My consideration might be total nonsense (as a high school student, I lack the mathematical knowledge to really check my idea), but I was just wondering whether one could find a continuous generalization of the Taylor series comparable to the continuous Fourier transform.
Just like the Fourier transform decomposes a function $f(t)$ into a sum of trigonometric functions with a result $\hat{f}(\omega)=\mathcal{F}(f)(\omega)$ with the domain of frequencies, could one define a Taylor transform $\mathcal{T}(f)$ that would operate on $n$th derivatives?
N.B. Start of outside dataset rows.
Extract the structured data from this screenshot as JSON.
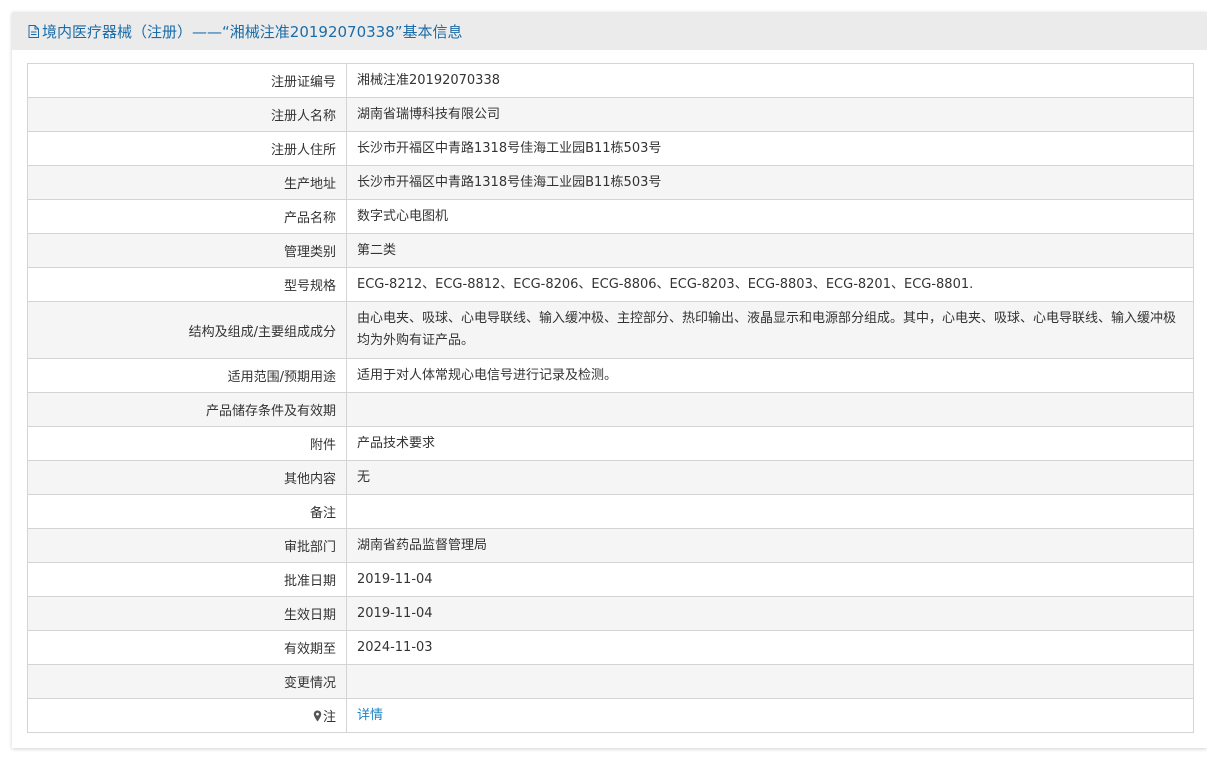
{
  "header": {
    "title": "境内医疗器械（注册）——“湘械注准20192070338”基本信息"
  },
  "rows": [
    {
      "label": "注册证编号",
      "value": "湘械注准20192070338"
    },
    {
      "label": "注册人名称",
      "value": "湖南省瑞博科技有限公司"
    },
    {
      "label": "注册人住所",
      "value": "长沙市开福区中青路1318号佳海工业园B11栋503号"
    },
    {
      "label": "生产地址",
      "value": "长沙市开福区中青路1318号佳海工业园B11栋503号"
    },
    {
      "label": "产品名称",
      "value": "数字式心电图机"
    },
    {
      "label": "管理类别",
      "value": "第二类"
    },
    {
      "label": "型号规格",
      "value": "ECG-8212、ECG-8812、ECG-8206、ECG-8806、ECG-8203、ECG-8803、ECG-8201、ECG-8801."
    },
    {
      "label": "结构及组成/主要组成成分",
      "value": "由心电夹、吸球、心电导联线、输入缓冲极、主控部分、热印输出、液晶显示和电源部分组成。其中，心电夹、吸球、心电导联线、输入缓冲极均为外购有证产品。"
    },
    {
      "label": "适用范围/预期用途",
      "value": "适用于对人体常规心电信号进行记录及检测。"
    },
    {
      "label": "产品储存条件及有效期",
      "value": ""
    },
    {
      "label": "附件",
      "value": "产品技术要求"
    },
    {
      "label": "其他内容",
      "value": "无"
    },
    {
      "label": "备注",
      "value": ""
    },
    {
      "label": "审批部门",
      "value": "湖南省药品监督管理局"
    },
    {
      "label": "批准日期",
      "value": "2019-11-04"
    },
    {
      "label": "生效日期",
      "value": "2019-11-04"
    },
    {
      "label": "有效期至",
      "value": "2024-11-03"
    },
    {
      "label": "变更情况",
      "value": ""
    }
  ],
  "note": {
    "label": "注",
    "icon": "pin-icon",
    "link_text": "详情"
  },
  "colors": {
    "header_text": "#1b6ca8",
    "link": "#1b84c4",
    "border": "#d4d4d4",
    "stripe": "#f5f5f5"
  }
}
Instead of the trigonometric functions in Fourier transform, $f$ would be decomposed into a sum of polynomials of form $\frac{1}{n!}x^n$.
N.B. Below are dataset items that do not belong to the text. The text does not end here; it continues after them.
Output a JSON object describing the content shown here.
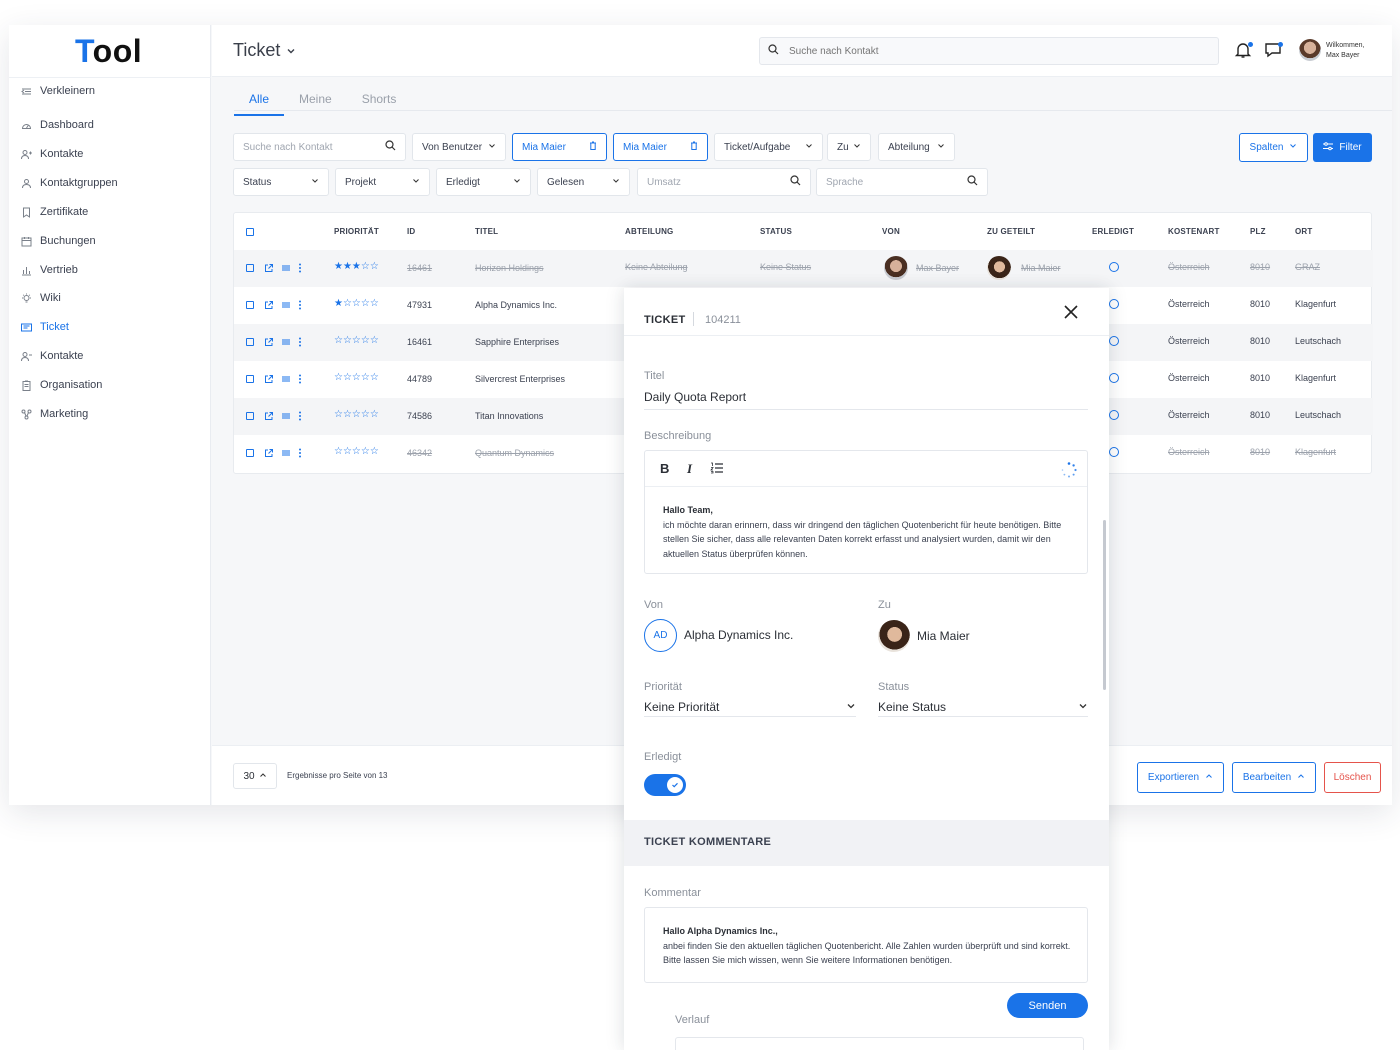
{
  "app": {
    "logo_first": "T",
    "logo_rest": "ool"
  },
  "sidebar": {
    "items": [
      {
        "label": "Verkleinern",
        "icon": "collapse-icon"
      },
      {
        "label": "Dashboard",
        "icon": "dashboard-icon"
      },
      {
        "label": "Kontakte",
        "icon": "contacts-icon"
      },
      {
        "label": "Kontaktgruppen",
        "icon": "contact-groups-icon"
      },
      {
        "label": "Zertifikate",
        "icon": "bookmark-icon"
      },
      {
        "label": "Buchungen",
        "icon": "calendar-icon"
      },
      {
        "label": "Vertrieb",
        "icon": "bar-chart-icon"
      },
      {
        "label": "Wiki",
        "icon": "lightbulb-icon"
      },
      {
        "label": "Ticket",
        "icon": "ticket-icon",
        "active": true
      },
      {
        "label": "Kontakte",
        "icon": "contacts-icon"
      },
      {
        "label": "Organisation",
        "icon": "clipboard-icon"
      },
      {
        "label": "Marketing",
        "icon": "network-icon"
      }
    ]
  },
  "header": {
    "title": "Ticket",
    "search_placeholder": "Suche nach Kontakt",
    "welcome": "Wilkommen,",
    "user_name": "Max Bayer"
  },
  "tabs": [
    "Alle",
    "Meine",
    "Shorts"
  ],
  "filters": {
    "row1": {
      "contact_search": "Suche nach Kontakt",
      "von_benutzer": "Von Benutzer",
      "chip1": "Mia Maier",
      "chip2": "Mia Maier",
      "ticket_aufgabe": "Ticket/Aufgabe",
      "zu": "Zu",
      "abteilung": "Abteilung",
      "spalten": "Spalten",
      "filter": "Filter"
    },
    "row2": {
      "status": "Status",
      "projekt": "Projekt",
      "erledigt": "Erledigt",
      "gelesen": "Gelesen",
      "umsatz": "Umsatz",
      "sprache": "Sprache"
    }
  },
  "table": {
    "headers": [
      "PRIORITÄT",
      "ID",
      "TITEL",
      "ABTEILUNG",
      "STATUS",
      "VON",
      "ZU GETEILT",
      "ERLEDIGT",
      "KOSTENART",
      "PLZ",
      "ORT"
    ],
    "rows": [
      {
        "stars": "★★★☆☆",
        "id": "16461",
        "title": "Horizon Holdings",
        "abteilung": "Keine Abteilung",
        "status": "Keine Status",
        "von": "Max Bayer",
        "zu": "Mia Maier",
        "kostenart": "Österreich",
        "plz": "8010",
        "ort": "GRAZ",
        "strike": true
      },
      {
        "stars": "★☆☆☆☆",
        "id": "47931",
        "title": "Alpha Dynamics Inc.",
        "kostenart": "Österreich",
        "plz": "8010",
        "ort": "Klagenfurt",
        "strike": false
      },
      {
        "stars": "☆☆☆☆☆",
        "id": "16461",
        "title": "Sapphire Enterprises",
        "kostenart": "Österreich",
        "plz": "8010",
        "ort": "Leutschach",
        "strike": false
      },
      {
        "stars": "☆☆☆☆☆",
        "id": "44789",
        "title": "Silvercrest Enterprises",
        "kostenart": "Österreich",
        "plz": "8010",
        "ort": "Klagenfurt",
        "strike": false
      },
      {
        "stars": "☆☆☆☆☆",
        "id": "74586",
        "title": "Titan Innovations",
        "kostenart": "Österreich",
        "plz": "8010",
        "ort": "Leutschach",
        "strike": false
      },
      {
        "stars": "☆☆☆☆☆",
        "id": "46342",
        "title": "Quantum Dynamics",
        "kostenart": "Österreich",
        "plz": "8010",
        "ort": "Klagenfurt",
        "strike": true
      }
    ]
  },
  "footer": {
    "page_size": "30",
    "pager_text": "Ergebnisse pro Seite von 13",
    "export": "Exportieren",
    "edit": "Bearbeiten",
    "delete": "Löschen"
  },
  "panel": {
    "heading": "TICKET",
    "ticket_id": "104211",
    "titel_label": "Titel",
    "titel_value": "Daily Quota Report",
    "beschreibung_label": "Beschreibung",
    "desc_greeting": "Hallo Team,",
    "desc_body": "ich möchte daran erinnern, dass wir dringend den täglichen Quotenbericht für heute benötigen. Bitte stellen Sie sicher, dass alle relevanten Daten korrekt erfasst und analysiert wurden, damit wir den aktuellen Status überprüfen können.",
    "von_label": "Von",
    "von_initials": "AD",
    "von_name": "Alpha Dynamics Inc.",
    "zu_label": "Zu",
    "zu_name": "Mia Maier",
    "prioritaet_label": "Priorität",
    "prioritaet_value": "Keine Priorität",
    "status_label": "Status",
    "status_value": "Keine Status",
    "erledigt_label": "Erledigt",
    "erledigt_on": true,
    "comments_heading": "TICKET KOMMENTARE",
    "kommentar_label": "Kommentar",
    "comment_greeting": "Hallo Alpha Dynamics Inc.,",
    "comment_body": "anbei finden Sie den aktuellen täglichen Quotenbericht. Alle Zahlen wurden überprüft und sind korrekt. Bitte lassen Sie mich wissen, wenn Sie weitere Informationen benötigen.",
    "send": "Senden",
    "verlauf_label": "Verlauf"
  },
  "colors": {
    "accent": "#1a73e8",
    "danger": "#e5534b"
  }
}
So is it a valid operation to generalize the Taylor series for continuous values of $n$ (i.e. using integrals instead of sums)? My naive approach would be
$f(t) = \intop_0^{\infty} \mathcal{T}(f)(n)\cdot \frac{t^n}{\Gamma(n+1)} \mathrm{d}n$
So in fact, the transform would define (or at least require) non-integer derivatives of a function. Do these exist (like a non-integer iterates of functions can be defined too)?
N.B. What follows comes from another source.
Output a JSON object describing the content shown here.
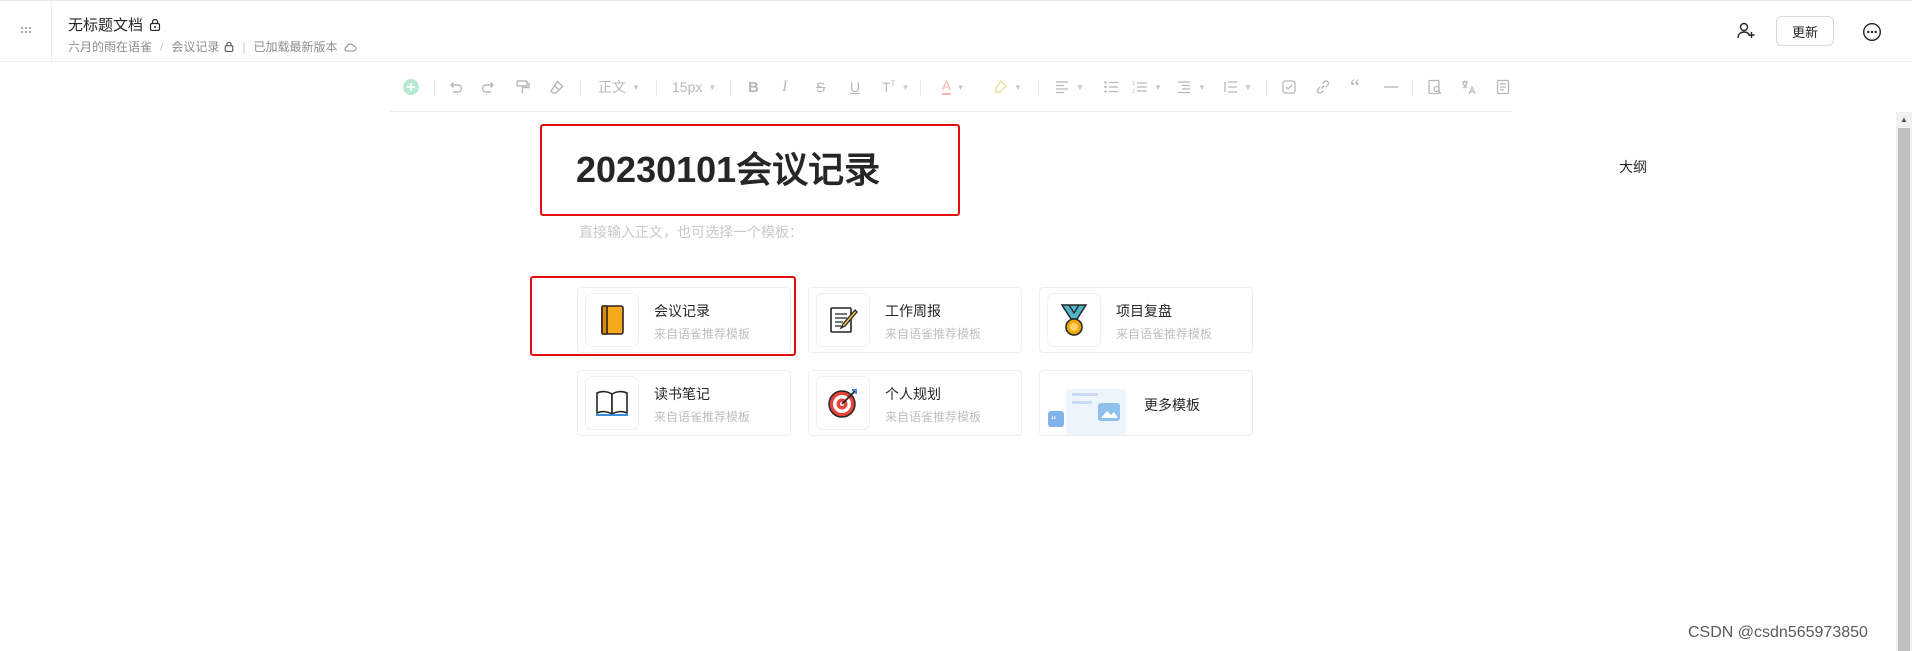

Example: Assuming that $\frac{\mathrm{d}^ne^x}{\mathrm{d}x^n}(0) = 1$ for any $x\in \mathbb{R}$, I'd come up with
$e^t = \intop_0^{\infty} \frac{t^n}{\Gamma(n+1)} \mathrm{d}n$ as a continuous version of
$e^t = \sum_{n=0}^{\infty} \frac{t^n}{n!}$
Thus $\mathcal{T}(e^t)(n) = 1,\,n\in\mathbb{R}$
Is a transform like I explained possible or - in case it is - even somehow useful?